Health Care
Eugene and Linda Farley
Health Care Security for all is: a social, ethical, moral and religious good; a family value and an economic necessity.
The United States has excellent health care resources. The present outmoded, irrational, complex, wasteful and administratively top heavy way of paying for them limits our ability to make the most effective use of them.
A caring, sharing just society is a non-violent society. In such a society Health care is a right – no person or society can afford otherwise.
All people benefit from health care - rich or poor, healthy or ill, old or young, employed or unemployed.
Families and individuals need health care as part of their ability to grow, develop and survive.
Businesses large or small, farmers, other self-employed, school districts and governments benefit when everybody has health care coverage.
It is unethical for investor-profit to be made by denying health care to those who often need it the most and are most unable to pay for it – the “unprofitable patient”.
Health Care Security for all will come when people finally stand up and demand it.
“America always ends up doing the right thing after it tries everything else.” (paraphrasing Winston Churchill)
“You can’t jump across a chasm in two leaps” (attributed to Winston Churchill)
Approximately 15 years ago, the Madison Institute, through its Progressive Round Table, began a study of the American Health Care “System” and concluded that as it then existed, major changes were needed in how the system was funded if we were to achieve the most effective use of our excellent health care resources and cover everybody. Costs were soaring and 37 million people lacked health insurance.
Since then, without public accountability, the Corporatization of health care has created unimagined changes in how medicine is practiced in this country. Costs are again soaring and now there are 46 million people without health insurance and many more inadequately covered. The Madison Institute endorses the following position paper produced by the Physicians for a National Health Program:
The United States spends more than twice as much on health care as the average of other developed nations, all of which boast universal coverage. Yet over 46 million Americans have no health insurance whatsoever, and most others are underinsured, in the sense that they lack adequate coverage for all contingencies (e.g., long-term care and prescription drug costs).

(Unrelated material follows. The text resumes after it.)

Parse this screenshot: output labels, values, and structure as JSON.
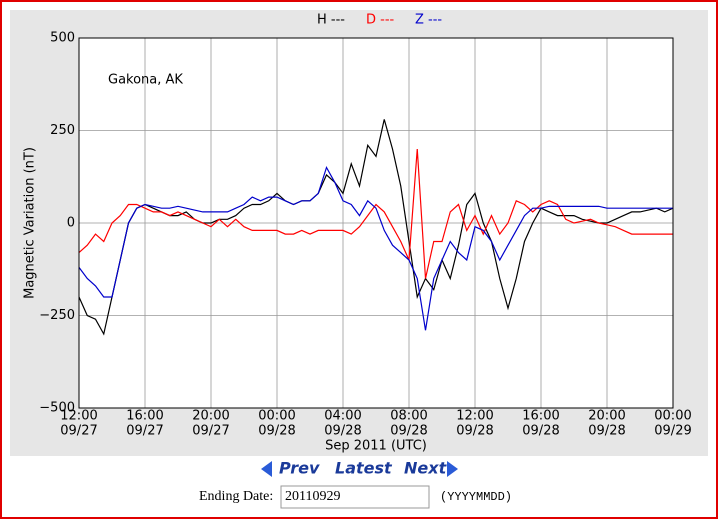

Why is the U. S. so different? The short answer is that we alone treat health care as a commodity distributed according to the ability to pay, rather than as a social service to be distributed according to medical need. In our market-driven system, investor-owned firms compete not so much by increasing quality or lowering costs, but by avoiding unprofitable patients and shifting costs back to patients or to other payers. This creates the paradox of a health care system based on avoiding the sick. It generates huge administrative costs, which, along with profits, divert resources from clinical care to the demands of business. In addition, burgeoning satellite businesses, such as consulting firms and marketing companies, consume an increasing fraction of the health care dollar.
We endorse a fundamental change in America's health care - the creation of a comprehensive National Health Insurance (NHI) Program. Such a program - which in essence would be an expanded and improved version of Medicare - would cover every American for all necessary medical care. Most hospitals and clinics would remain privately owned and operated, receiving a budget from the NHI to cover all operating costs. Investor-owned facilities would be converted to not-for-profit status, and their former owners compensated for past investments. Physicians could continue to practice on a fee-for-service basis, or receive salaries from group practices, hospitals or clinics.
A National Health Insurance Program would save at least 209 billion (1999 figure) annually by eliminating the high overhead and profits of the private, investor-owned insurance industry and reducing spending for marketing and other satellite services. Doctors and hospitals would be freed from the concomitant burdens and expenses of paperwork created by having to deal with multiple insurers with different rules - often rules designed to avoid payment. During the transition to an NHI, the savings on administration and profits would fully offset the costs of expanded and improved coverage. NHI would make it possible to set and enforce overall spending limits for the health care system, slowing cost growth over the long run.
A National Health Insurance Program is the only affordable option for universal, comprehensive coverage. Under the current system, expanding access to health care inevitably means increasing costs, and reducing costs inevitably means limiting access. But an NHI could both expand access and reduce costs. It would squeeze out bureaucratic waste and eliminate the perverse incentives that threaten the quality of care and the ethical foundations of medicine.
The Madison Institute also supports the possibility that a publicly funded health care plan could begin in a single state, just as Canada’s Medicare started in one province, Saskatchewan. Every biennium since 1989, such a plan, authored by The Coalition for Wisconsin Health, has been introduced in the Wisconsin legislature. The Wisconsin Health Security Act is an example of a comprehensive plan to provide quality health care to all Wisconsin residents--rich and poor, young and old, regardless of health condition, medical history or employment status. By replacing more than 700 different health insurers with a single publicly financed plan, it would eliminate waste, runaway costs, and red tape. It would be administered at the state and local level, accountable to the residents of Wisconsin.